A default would harm US credibility, and JPMo­rgan Chase Chief Executive Jamie Dimon also cautioned that “we should never question the creditworthiness of the United States government.” “That is sacrosanct. It should never happen,” he said in an interview with CNBC.

The world’s biggest economy could face severe disruption with Republicans threatening to refuse the usual annual rubber stamping of a rise in the legal borrowing limit, and this could push the United States into default.

Far-right Republicans, who now hold key power in the party’s narrow majority in the House, want Democratic President Joe Biden to agree to slash government spending.

They argue that radical cuts are needed to reduce borrowing, which Congress has generally agreed to in­crease each year — raising the so-called debt ceiling.

“Unchecked spending will have dire consequences,” said Republican House Ways and Means Committee Chairman Jason Smith in a statement.

“Congress cannot continue mortgaging our children and grandchildren’s futures to borrow from foreign nations like China,” Smith added.
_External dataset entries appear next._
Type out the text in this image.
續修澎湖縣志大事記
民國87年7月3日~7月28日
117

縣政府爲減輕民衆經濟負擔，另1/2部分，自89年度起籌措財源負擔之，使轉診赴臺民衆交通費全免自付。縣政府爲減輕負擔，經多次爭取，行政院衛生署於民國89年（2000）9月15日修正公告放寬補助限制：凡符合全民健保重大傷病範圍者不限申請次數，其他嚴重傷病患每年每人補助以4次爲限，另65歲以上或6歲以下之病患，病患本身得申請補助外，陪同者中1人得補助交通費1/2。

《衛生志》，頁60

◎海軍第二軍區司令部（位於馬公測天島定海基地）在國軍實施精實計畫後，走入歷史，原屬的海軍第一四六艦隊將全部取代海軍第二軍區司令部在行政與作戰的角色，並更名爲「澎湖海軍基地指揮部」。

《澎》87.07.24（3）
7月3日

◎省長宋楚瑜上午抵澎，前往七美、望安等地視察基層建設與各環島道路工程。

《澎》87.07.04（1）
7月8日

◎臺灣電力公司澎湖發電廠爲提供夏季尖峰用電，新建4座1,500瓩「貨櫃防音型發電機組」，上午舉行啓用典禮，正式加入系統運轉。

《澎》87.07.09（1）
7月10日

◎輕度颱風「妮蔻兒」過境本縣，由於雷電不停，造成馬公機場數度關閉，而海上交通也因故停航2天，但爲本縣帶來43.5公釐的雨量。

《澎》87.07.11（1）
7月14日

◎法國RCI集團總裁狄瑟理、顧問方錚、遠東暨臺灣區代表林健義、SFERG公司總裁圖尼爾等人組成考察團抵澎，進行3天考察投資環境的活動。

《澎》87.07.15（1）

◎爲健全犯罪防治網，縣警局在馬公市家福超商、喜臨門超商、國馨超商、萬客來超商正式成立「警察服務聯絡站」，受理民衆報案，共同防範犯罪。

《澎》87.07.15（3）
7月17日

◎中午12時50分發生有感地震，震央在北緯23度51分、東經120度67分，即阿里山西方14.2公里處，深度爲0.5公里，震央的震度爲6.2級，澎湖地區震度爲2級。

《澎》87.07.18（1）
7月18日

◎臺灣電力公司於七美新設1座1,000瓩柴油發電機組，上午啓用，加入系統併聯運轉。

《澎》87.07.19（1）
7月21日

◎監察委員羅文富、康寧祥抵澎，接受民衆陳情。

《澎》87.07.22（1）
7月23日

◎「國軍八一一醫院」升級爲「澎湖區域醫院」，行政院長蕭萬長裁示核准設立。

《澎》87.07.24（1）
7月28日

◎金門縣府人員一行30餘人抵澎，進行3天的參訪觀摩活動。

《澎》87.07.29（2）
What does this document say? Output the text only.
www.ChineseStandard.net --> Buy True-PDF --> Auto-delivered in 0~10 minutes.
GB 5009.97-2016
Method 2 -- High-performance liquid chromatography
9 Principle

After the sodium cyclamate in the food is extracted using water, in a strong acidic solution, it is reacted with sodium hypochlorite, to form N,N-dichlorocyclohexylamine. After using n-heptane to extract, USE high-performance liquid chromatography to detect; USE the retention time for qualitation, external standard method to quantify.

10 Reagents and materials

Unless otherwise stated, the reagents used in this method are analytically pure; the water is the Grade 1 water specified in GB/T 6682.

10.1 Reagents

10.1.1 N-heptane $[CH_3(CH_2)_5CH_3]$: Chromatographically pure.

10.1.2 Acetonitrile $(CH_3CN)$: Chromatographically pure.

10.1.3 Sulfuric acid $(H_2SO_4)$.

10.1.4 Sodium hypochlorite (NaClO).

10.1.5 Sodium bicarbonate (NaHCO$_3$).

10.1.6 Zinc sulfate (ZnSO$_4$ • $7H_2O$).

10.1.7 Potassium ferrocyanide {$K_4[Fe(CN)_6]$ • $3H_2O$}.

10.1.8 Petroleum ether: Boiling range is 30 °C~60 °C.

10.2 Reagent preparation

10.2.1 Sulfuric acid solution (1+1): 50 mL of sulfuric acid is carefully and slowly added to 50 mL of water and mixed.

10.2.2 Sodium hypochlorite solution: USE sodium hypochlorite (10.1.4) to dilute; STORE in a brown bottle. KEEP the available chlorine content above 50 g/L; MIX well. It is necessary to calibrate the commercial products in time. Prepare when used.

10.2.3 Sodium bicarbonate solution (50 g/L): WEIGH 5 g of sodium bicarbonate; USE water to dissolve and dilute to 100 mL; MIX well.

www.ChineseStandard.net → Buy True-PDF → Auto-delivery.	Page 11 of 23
But the White House has said cuts of the size Republicans demand would have to come from key social security and military spending programmes, or involve major new taxes.

The White House also vowed that Biden would not negotiate with hardline Republicans over their “risky and dangerous” opposition to increasing the limit.

Raising or suspending the debt limit does not authorise new spending or cost taxpayers money, said Yellen last week.

For now, the Treasury Department said it would turn to resources from two funds for retirees as it starts its “extraordinary measures.” It will not fully invest a portion of the Civil Service Retirement and Disability Fund (CSRDF), with a “debt issuance suspension period” to last until early June.

Treasury will also halt additional investments of amounts credited to the CSRDF and Postal Service Retiree Health Benefits Fund, Yellen said in announ­cing the latest actions.

As the debt ceiling is reached, Treasury will start to draw down its cash balances and turn to accounting techniques and tools to allow the government to continue its functions, said Mickey Levy of Berenberg Capital Markets. But he believes the probability of a government default on its debt is close to zero.